Elle l’ouvrit et en tira une chemise couverte de taches de sang.
“Voici la chemise de notre père, Orso.” Et elle la jeta sur ses genoux.
“Voici le plomb qui l’a frappé.” Et elle posa sur la chemise deux balles oxydées.
“Orso, mon frère ! cria-t-elle en se précipitant dans ses bras et l’étreignant avec force. Orso ! tu le
vengeras
Orso était bouleversé. Il finit par sortir de sa maison, courant la campagne et marchant devant lui sans
savoir où il allait.
Après réflexion, un seul espoir lui restait dans ce combat entre sa conscience et ses préjugés, c’était
d’entamer, sous un prétexte quelconque, une querelle avec un des fils de l’avocat et de se battre en duel
avec lui dans le but de le tuer.
Orso se rapprochait du village, dont il s’était fort éloigné sans s’en apercevoir, lorsqu’il entendit la
voix d’une petite fille qui chantait.

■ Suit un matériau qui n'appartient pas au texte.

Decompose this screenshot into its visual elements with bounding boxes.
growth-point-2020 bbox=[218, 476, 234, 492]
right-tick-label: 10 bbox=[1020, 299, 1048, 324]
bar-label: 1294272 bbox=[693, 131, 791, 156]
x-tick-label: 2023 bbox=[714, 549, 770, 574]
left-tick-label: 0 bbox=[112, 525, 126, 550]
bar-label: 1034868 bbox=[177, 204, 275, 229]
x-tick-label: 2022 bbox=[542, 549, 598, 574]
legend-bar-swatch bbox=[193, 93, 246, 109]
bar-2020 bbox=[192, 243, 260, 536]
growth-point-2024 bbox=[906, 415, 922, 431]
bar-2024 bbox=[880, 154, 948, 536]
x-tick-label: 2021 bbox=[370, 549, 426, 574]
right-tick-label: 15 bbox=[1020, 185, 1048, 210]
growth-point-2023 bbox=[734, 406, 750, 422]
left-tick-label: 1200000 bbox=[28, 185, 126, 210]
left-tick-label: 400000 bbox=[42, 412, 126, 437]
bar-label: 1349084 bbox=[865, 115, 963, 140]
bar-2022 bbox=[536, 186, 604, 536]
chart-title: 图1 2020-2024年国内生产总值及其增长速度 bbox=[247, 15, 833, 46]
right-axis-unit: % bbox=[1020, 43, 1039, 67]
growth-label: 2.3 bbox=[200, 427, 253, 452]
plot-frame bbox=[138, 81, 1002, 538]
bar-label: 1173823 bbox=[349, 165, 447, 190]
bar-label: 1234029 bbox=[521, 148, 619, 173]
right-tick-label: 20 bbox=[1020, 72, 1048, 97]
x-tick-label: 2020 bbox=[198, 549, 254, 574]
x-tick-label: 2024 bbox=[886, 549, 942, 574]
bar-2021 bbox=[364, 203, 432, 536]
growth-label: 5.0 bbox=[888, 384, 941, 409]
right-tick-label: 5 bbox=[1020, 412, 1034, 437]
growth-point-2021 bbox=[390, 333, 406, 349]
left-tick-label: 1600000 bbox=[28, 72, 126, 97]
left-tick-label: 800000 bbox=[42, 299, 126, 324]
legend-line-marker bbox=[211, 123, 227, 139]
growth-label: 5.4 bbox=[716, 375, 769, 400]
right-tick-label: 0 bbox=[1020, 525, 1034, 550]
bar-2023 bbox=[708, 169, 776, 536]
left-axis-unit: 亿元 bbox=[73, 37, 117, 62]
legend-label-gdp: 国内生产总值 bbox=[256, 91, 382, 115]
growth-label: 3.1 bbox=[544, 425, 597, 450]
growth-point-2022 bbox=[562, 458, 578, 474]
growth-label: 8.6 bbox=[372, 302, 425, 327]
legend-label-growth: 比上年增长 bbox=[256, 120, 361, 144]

C’était Chilina, une jeune fille dont le père est mort, vivant avec
son oncle, un bandit nommé Brandolaccio.
Puis, deux hommes armés apparurent. C’était Brandolaccio accompagé d’un autre bandit… (feuille)
Orso retrouva Colomba. Pendant le repas du soir, Orso lui raconta sa rencontre avec les bandits. Puis
Colomba lui annonce la mort de Charles-Baptiste Pietri, un homme de ce bourg, qui a reçu le portefeuille de
leur père mourant. Colomba doit se rendre à sa veillée et chanter une ballata (la ballata est une forme
poétique et musicale italienne).
Mais Orso n’est pas du tout pour qu’elle aille se donner en spectacle ainsi au public. Il ira tout de même à
la cérémonie avec sa sœur.
Une fois arrivé à la maison de Pietri, le mort était couché sur la table. À la tête du mort se tenait sa
veuve, et derrière elle un grand nombre de femmes occupaient tout un côté de la chambre ; de l’autre étaient
rangés les hommes. Chaque nouveau visiteur s’approchait de la table, embrassait le mort, faisait un signe de
tête à sa veuve et à son fils, puis prenait place dans le cercle.
Colomba embrassa la veuve, prit une de ses mains et demeura quelques minutes recueillie, les yeux baissés.
Puis elle regarda fixement le mort, et, penchée sur ce cadavre, presque aussi pâle que lui, elle commença sa
ballata.
Arrivé à la moitié, elle s’arrêta. La veuve, le fils de Pietri ainsi que d’autre hommes étaient en larmes.
Tout à coup un léger mouvement se fit dans l’auditoire : le cercle s’ouvrit, et plusieurs étrangers
entrèrent. Au respect qu’on leur montra, il était évident que c’étaient des gens d’importance. Cependant,
par respect pour la ballata personne ne leur adressa la parole.
C’était l’avocat Barricini, le maire de Pietranera, qui venait avec ses deux fils donner au préfet la
représentation d’une ballata. La présence de l’ennemi de son père causa à Orso une espèce d’horreur, et,
plus que jamais, il se sentit accessible aux soupçons qu’il avait longtemps combattus.
Pour Colomba, à la vue de l’homme à qui elle avait voué une haine mortelle, sa physionomie mobile prit
aussitôt une expression sinistre. Elle pâlit ; sa voix devint rauque, … Elle reprit sa ballata.
Une fois fini, Colomba se laissa tomber sur une chaise et on l’entendit sangloter. Les femmes étaient en
pleurs. Plusieurs hommes jetaient des regards farouches sur le maire et ses fils et murmuraient contre le
scandale qu’ils avaient occasionné par leur présence.
Le fils du défunt fit vider la place au plus vite ; le préfet lui adressa quelques compliments de
condoléances, et suivit l’avocat presque aussitôt. Orso s’approcha de sa sœur, lui prit le bras, l’entraîna
hors de la salle et il partirent les deux à la maison.